Every time I’ve tried to use a microframework, I’ve ended up with a half-assed Rails.

We did it in the past too, many times, and we’ve learned a lot, but the most important thing we learned is probably:

Spending your money baking bricks when you need a house, is not the best use for that money.

High-quality code

The community embraces testing as a core part of the development process. Most of the tools we have available have a high load of testing included which increases the quality of the code considerably. Maintainers pay attention to code quality metrics, design patterns, and good code practices.

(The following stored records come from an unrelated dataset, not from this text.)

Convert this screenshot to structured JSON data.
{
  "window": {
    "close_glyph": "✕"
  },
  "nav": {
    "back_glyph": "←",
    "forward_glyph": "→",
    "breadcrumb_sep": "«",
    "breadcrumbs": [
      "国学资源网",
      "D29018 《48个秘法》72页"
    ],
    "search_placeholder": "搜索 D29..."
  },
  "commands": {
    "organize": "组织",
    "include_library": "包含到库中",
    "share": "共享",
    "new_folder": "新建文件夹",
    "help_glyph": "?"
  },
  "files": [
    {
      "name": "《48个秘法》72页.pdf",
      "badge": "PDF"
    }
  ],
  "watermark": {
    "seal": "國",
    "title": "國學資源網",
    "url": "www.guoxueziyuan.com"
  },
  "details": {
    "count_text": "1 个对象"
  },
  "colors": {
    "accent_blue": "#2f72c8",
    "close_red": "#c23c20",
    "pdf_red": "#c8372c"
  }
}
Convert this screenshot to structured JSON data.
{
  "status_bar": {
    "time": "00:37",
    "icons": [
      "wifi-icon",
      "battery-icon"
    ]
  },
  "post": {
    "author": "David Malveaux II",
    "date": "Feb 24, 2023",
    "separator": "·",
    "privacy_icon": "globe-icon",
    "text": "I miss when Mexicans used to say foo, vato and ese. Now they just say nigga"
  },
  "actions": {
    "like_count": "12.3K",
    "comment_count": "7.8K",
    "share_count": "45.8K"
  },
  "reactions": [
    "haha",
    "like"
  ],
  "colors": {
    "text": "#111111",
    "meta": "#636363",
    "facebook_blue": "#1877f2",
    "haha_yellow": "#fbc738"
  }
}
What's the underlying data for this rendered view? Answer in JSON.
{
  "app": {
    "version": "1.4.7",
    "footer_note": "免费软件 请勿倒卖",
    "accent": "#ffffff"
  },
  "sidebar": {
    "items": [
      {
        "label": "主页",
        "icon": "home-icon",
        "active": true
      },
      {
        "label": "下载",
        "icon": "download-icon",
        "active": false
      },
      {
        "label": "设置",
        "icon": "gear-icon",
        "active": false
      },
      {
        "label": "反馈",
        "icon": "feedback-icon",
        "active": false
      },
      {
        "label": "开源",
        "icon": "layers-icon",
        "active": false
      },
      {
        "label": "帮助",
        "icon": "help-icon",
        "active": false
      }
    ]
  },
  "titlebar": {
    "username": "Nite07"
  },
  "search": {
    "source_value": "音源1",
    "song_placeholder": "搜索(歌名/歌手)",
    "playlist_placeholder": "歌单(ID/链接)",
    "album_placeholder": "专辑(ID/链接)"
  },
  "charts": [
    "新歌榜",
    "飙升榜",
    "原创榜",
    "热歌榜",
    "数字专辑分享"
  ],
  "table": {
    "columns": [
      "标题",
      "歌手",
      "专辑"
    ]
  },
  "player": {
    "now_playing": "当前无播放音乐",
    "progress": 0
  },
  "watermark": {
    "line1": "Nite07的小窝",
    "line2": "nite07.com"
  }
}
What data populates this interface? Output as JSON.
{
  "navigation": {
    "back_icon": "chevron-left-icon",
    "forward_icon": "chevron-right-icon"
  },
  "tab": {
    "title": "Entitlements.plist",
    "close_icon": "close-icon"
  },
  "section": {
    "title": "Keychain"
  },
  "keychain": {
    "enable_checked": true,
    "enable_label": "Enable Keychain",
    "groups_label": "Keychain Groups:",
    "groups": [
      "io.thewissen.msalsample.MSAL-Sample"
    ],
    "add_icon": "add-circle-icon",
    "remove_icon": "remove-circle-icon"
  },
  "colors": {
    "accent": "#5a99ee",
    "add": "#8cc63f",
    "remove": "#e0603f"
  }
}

Rails is built in Ruby, which is a mature language itself too. Using a mature language implies that there’s also a mature culture about how code should be written, and a consensus of what is good code and what it is not.

Optimization

Rails is Ruby. Ruby is an elegant, expressive, and easy-to-read language.

Code is written once, and read thousands of times.

Having a language that is expressive and easy to read, that can express complex ideas or whole algorithms in a couple of lines of code, is a massive optimization for 2 reasons:

  1. Your app will always need people working on it, and those people will need to read and understand the code
  2. There will be less code to maintain (nearly 4 times less than Java, 2 times less than JavaScript)

I’m not talking about CPU performance or requests per second here but about development hours and developer experience. In the time spent changing and growing an existing codebase.

Community and support

Ruby on Rails created a big and productive community around itself: around 6K contributors (at the time of writing), huge compared to 2.5K contributors of Django, 700 contributors of Laravel, and 300 contributors of Express.

These numbers help to demonstrate that the whole community’s efforts are very focused on a few widely used tools. Your team and application won’t suffer from unmaintained or abandoned packages easily.

Every year a new version of Ruby on Rails is released with new features, performance improvements, better tooling, and tightened security. The same goes for Ruby.

None of them are dead at all. On the contrary, they are very much alive.